The decentraleyes-users module offers publicly callable JavaScript methods used by code, not by HTTP requests.

load (express, mongoose, app)

Loads the service and configures it for use. The load method compiles the schema and model. Then, it attaches the service's routes to the host application's call chain.

createAuthToken (user)

Creates a new, unique authentication token for the specified user's single use. Auth tokens are specially constructed messages that must be passed by a client directly from one service to another with no time wasted. Do not stop for user interaction, hit no Easy buttons. Get the token and present it to the service that asks for it, or it can expire and your user will need to retry.

Make no changes to an auth token object. The only entity in this whole system that is allowed to create, alter and verify authentication tokens is the Users service.

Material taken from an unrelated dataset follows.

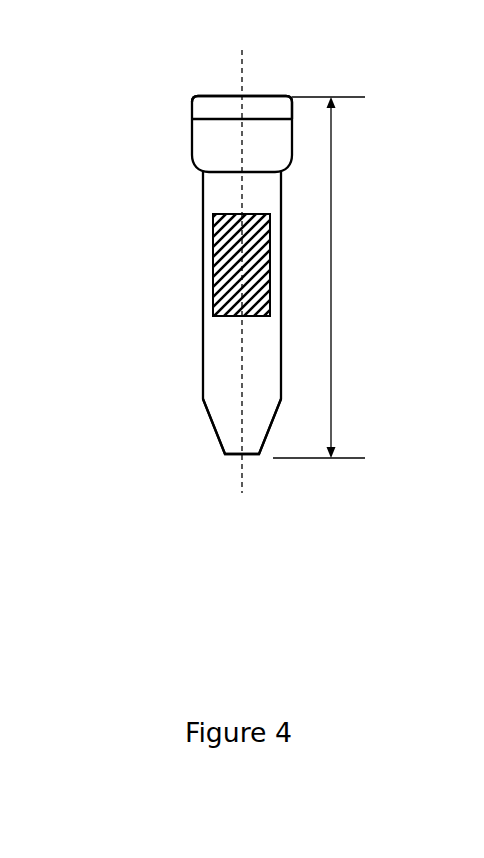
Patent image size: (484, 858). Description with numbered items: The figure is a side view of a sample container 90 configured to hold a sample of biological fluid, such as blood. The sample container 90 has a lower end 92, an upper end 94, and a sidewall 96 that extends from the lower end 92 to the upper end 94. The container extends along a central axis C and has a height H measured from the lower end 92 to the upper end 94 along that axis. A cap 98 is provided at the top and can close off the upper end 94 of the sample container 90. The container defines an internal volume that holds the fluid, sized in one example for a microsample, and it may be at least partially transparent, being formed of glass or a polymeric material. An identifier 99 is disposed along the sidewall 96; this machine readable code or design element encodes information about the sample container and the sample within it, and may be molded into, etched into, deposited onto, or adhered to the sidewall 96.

Everything else is an untrusted client to this whole concept.

I am using my own message authentication algorithm that I call Yin Yang:

token.userId = user._id.toString();           // user being auth'ed
token.g = JSON.stringify(Date.now());         // creation timestamp

hash = crypto.createHash('sha256');           // YIN hash
hash.update(service.options.authToken.salt);  // + salt
hash.update(user._id.toString());             // + userId
hash.update(token.g);                         // + creation timestamp
token.i = hash.digest('base64');              // = verifiable unique token id


hash = crypto.createHash('sha256');           // YANG hash
hash.update(service.options.authToken.salt);  // + salt
hash.update(token.i);                         // + the computed token id
token.c = uuid.v4();                          // [ create the challenge
hash.update(token.c);                         // + a challenge UUID
token.p/*ayload*/ = hash.digest('base64');    // = token payload

return encrypt(token);

Each token is Yin-Yang authenticated as a key, then the whole thing is encrypted for transmission likely over SSL/TLS. They are single-use (hence using unique ids that can be verified) and they most certainly can't be cracked in the amount of time they're going to be considered valid by default.

verifyAuthToken (user, token)

Checks an authentiction token for validity. If the token fails to verify, an informative log entry is created.

A Boolean FALSE is all that is returned by design if the token fails verification for any reason. Users don't need to know why auth tokens fail. SysOps do. Things on the far side of the API only need to know that the token was not valid and service shouldn't be expected.

Routes

POST /

HTTPS RECOMMENDED

Creates a new user.

GET /

Retrieves a paginated list of users registered on the node who are publicly listed with projection to remove sensitive information.

POST /:userId

HTTPS RECOMMENDED

Updates a user record. The session must be authenticated as the user for which the update is to occur. Users may not update each others' records, and the SysOp has a dedicated service in the decentraleyes-sysop module for altering users with superuser privileges.

GET /:userId

Retrieves a specific user's public record with projection to remove sensitive information.

POST /authenticate

HTTPS RECOMMENDED

Clients generate an authentication token for their user by POSTing a JSON-encoded content body to the /authenticate service as shown:

{
  "email": "some.user@thedomain.com",
  "password": "keyboard cat"
}

This service does not open a new session for the user. It merely authenticates the user and generates an authentication token that can be presented elsewhere to call back into a service on decentraleyes.net on the user's behalf, such as by third-party applications the user has authorized to access their decentraleyes.net account(s) on their behalf.

The HTML5 front end application actually is one of those applications as is any other that can authenticate a Decentraleyes.net user. Auth tokens are single-use and have relatively fast unadvertised internal expiration times. It is strongly recommended to accept an authentication token and immediately POST it to the required service without allowing user interaction to intervene except to cancel the operation. Delays between receiving the token and using it will lead to the user needing to retry often.

POST /logout

Closes the calling user's active session (if any).